Accelerating the development of large multimodal models (LMMs) with lmms-eval
https://lmms-lab.github.io/
Other
1.57k stars 128 forks source link

[Feature Request] Update Datasets Version, so that lmms-eval can be used in Offline Environment #335

Open jungle-gym-ac opened 2 days ago

jungle-gym-ac commented 2 days ago

I encountered a similar issue as This one, when running lmms-eval with an offline machine(no Internet). load_dataset method still tries to reach Hugging Face Hub when I set HF_DATASETS_OFFLINE to 1.

I looked into this issue from huggingface Datasets and found it is a bug from datasets library, where load_dataset method still tries to reach Hugging Face Hub after settingHF_DATASETS_OFFLINE to 1.

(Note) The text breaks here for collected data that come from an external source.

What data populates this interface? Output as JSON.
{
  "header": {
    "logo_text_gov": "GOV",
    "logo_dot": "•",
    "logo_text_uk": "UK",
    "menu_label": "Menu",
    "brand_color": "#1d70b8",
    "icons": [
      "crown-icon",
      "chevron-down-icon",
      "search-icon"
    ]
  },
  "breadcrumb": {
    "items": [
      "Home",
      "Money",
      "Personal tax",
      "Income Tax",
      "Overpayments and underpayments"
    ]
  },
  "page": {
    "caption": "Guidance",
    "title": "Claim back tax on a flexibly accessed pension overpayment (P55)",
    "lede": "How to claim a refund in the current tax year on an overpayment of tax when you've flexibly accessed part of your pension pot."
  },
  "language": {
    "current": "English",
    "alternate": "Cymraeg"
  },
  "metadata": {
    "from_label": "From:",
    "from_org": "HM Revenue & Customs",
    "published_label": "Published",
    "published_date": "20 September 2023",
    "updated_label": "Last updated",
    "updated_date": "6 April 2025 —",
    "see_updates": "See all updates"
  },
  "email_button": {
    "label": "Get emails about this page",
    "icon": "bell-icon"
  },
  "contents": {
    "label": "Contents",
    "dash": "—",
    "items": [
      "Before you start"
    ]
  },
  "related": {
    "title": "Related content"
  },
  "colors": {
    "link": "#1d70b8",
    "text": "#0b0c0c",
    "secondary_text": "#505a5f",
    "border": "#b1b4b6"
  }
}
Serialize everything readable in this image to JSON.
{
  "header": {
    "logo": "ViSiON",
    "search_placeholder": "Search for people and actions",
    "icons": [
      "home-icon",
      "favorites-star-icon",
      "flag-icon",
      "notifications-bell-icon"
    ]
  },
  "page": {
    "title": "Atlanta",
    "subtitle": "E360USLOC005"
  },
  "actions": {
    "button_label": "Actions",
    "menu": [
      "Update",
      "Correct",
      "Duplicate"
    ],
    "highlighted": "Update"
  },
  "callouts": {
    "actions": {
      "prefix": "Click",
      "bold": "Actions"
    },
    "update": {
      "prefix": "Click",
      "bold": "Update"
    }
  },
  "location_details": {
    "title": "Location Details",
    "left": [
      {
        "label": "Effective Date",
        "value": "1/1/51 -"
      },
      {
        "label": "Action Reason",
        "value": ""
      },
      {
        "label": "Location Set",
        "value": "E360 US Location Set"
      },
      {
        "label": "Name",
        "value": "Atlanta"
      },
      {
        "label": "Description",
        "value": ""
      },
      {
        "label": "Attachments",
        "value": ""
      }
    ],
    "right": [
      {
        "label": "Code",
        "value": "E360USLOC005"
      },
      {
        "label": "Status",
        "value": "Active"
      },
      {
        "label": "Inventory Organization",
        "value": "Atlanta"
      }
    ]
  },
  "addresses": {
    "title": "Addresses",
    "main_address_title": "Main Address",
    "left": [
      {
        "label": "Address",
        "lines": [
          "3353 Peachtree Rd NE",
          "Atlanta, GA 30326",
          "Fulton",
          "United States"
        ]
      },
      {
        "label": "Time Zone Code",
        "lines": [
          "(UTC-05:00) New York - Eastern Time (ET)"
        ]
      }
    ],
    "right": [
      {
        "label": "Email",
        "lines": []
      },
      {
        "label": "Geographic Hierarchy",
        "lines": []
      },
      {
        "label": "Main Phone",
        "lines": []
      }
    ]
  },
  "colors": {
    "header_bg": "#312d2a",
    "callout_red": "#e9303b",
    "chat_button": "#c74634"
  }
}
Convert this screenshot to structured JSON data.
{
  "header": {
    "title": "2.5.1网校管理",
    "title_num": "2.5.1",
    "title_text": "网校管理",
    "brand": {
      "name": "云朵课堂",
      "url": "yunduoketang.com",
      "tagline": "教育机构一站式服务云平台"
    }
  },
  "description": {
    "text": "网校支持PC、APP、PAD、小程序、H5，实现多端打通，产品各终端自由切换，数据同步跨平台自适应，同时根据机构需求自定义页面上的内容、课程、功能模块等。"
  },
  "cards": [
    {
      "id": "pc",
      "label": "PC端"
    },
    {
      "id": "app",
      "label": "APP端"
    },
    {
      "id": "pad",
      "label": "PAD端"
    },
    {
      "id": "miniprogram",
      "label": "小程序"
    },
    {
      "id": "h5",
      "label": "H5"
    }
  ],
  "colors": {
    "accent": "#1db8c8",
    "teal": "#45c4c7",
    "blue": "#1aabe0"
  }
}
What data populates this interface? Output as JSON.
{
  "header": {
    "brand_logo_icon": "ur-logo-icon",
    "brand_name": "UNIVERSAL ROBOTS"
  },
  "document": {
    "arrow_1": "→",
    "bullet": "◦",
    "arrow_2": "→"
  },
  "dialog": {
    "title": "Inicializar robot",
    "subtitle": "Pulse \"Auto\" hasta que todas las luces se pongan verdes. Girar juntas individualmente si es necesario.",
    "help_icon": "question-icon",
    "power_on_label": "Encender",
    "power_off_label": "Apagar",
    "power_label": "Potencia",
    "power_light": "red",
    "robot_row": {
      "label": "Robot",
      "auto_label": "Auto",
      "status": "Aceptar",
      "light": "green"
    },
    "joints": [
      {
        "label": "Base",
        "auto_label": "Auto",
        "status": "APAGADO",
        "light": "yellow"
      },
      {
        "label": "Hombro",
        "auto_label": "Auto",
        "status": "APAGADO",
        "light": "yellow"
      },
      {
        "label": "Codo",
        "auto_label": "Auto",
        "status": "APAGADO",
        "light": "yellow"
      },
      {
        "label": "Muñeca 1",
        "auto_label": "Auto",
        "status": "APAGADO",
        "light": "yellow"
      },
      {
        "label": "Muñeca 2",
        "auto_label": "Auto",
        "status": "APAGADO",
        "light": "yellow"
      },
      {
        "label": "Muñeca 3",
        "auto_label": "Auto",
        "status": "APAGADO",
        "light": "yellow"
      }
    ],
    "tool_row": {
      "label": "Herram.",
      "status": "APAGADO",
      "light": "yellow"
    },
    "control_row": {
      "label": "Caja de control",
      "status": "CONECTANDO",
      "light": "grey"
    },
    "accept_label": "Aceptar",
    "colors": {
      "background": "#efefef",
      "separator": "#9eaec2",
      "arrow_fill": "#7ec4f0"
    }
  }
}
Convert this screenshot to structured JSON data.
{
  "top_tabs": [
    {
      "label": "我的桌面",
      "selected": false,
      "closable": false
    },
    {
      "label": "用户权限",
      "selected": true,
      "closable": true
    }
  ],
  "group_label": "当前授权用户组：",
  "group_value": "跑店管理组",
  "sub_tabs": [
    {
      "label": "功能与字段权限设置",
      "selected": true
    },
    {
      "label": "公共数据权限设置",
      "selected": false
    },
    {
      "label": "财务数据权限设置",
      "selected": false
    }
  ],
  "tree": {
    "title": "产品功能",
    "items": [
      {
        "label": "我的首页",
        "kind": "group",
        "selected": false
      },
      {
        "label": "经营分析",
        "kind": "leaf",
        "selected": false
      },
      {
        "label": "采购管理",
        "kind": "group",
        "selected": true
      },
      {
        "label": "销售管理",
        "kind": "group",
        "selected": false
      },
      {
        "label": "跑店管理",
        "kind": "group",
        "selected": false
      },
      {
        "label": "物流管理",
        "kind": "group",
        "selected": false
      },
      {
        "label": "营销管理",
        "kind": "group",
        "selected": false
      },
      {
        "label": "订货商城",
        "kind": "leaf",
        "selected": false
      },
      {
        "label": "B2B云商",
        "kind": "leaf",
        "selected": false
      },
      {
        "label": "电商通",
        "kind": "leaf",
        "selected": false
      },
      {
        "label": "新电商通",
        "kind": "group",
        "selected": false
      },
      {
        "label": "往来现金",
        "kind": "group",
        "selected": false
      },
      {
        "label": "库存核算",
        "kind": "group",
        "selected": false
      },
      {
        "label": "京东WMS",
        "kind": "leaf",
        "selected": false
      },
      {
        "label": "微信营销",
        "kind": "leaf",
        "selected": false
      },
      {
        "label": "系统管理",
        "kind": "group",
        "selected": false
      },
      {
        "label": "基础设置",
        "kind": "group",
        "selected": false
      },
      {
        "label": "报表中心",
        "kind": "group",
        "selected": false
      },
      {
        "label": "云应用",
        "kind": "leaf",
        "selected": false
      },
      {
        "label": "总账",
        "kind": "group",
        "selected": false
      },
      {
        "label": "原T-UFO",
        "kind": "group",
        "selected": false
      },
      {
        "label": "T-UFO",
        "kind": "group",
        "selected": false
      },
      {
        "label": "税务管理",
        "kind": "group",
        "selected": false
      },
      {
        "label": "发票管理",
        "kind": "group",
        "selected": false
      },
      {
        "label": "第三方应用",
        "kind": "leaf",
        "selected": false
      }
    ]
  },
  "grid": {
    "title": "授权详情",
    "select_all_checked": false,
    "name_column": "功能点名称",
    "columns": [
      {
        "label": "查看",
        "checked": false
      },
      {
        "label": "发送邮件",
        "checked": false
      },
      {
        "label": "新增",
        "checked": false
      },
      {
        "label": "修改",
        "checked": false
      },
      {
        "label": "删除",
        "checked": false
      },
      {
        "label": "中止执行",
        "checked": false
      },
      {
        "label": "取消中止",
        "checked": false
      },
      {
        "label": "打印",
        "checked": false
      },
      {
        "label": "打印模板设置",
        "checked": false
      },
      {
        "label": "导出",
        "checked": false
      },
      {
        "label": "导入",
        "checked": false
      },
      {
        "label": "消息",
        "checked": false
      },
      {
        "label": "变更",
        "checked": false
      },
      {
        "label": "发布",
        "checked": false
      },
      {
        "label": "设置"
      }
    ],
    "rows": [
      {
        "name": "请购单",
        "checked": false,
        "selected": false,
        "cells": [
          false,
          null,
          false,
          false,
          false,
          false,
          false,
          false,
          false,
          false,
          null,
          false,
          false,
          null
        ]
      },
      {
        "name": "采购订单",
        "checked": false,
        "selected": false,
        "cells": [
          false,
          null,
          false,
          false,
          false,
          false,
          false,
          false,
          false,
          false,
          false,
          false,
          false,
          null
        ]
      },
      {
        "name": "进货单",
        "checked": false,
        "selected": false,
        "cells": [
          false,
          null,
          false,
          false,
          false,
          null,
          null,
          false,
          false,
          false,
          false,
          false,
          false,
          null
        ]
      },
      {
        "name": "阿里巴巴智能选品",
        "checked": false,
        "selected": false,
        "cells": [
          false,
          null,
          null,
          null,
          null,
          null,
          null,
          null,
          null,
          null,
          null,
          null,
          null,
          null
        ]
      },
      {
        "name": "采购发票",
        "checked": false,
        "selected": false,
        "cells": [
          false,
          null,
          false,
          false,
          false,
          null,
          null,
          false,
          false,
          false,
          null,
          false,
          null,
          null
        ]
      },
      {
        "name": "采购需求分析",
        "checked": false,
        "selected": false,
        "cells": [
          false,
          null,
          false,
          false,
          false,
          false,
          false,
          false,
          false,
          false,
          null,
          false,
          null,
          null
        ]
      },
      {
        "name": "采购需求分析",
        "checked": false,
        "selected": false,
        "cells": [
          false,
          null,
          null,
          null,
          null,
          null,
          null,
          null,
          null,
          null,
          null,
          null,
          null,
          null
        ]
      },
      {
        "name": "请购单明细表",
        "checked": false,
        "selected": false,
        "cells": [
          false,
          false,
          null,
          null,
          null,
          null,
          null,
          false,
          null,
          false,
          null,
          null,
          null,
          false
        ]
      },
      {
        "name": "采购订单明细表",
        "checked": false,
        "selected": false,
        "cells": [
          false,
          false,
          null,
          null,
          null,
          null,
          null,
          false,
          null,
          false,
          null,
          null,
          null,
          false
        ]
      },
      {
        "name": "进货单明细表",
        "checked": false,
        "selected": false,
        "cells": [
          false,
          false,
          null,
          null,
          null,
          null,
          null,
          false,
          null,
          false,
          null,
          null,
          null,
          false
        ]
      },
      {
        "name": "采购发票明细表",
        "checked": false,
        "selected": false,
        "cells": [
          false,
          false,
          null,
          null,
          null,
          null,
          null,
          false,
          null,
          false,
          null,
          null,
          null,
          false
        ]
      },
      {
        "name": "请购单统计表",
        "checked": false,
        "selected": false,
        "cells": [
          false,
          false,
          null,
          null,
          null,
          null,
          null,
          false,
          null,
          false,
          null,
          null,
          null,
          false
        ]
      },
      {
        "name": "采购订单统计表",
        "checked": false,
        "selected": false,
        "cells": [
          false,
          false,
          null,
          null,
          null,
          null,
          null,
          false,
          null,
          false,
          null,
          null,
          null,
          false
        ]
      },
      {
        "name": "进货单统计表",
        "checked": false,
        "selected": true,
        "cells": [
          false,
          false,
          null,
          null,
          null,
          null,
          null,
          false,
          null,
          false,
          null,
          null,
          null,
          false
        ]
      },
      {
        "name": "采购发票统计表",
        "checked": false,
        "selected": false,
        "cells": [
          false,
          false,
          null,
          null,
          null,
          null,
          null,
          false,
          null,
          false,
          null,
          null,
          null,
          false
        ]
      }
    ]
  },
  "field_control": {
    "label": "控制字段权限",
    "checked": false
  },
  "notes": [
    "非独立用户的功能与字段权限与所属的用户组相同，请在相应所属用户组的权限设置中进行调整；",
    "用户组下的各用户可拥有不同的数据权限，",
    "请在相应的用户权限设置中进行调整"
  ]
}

And the bug is fixed with this PR since Datasets Version 2.19.0. And it has been verified here that updating Datasets to newer version ACTUALLY enables lmms-eval to run without bug in offline environment.

So I suggest to update Datasets Version to >= 2.19.0 so that lmms-eval can be used in fully offline environment. Any future plans for that?

(Although there are currently some workarounds for running lmms-eval in offline environment 179 21, I think them inconvenient when you need to evaluate MANY tasks. And I think supporting lmms-eval in offline environment will help a lot of users.)

Luodian commented 1 day ago

Thanks for this nice suggestion!

Are you often use in offline environment? It's much appreciated that you can send a PR to modify the version and also give us some guidance by adding to ./docs/xxx.md to introduce the usage in offline environment.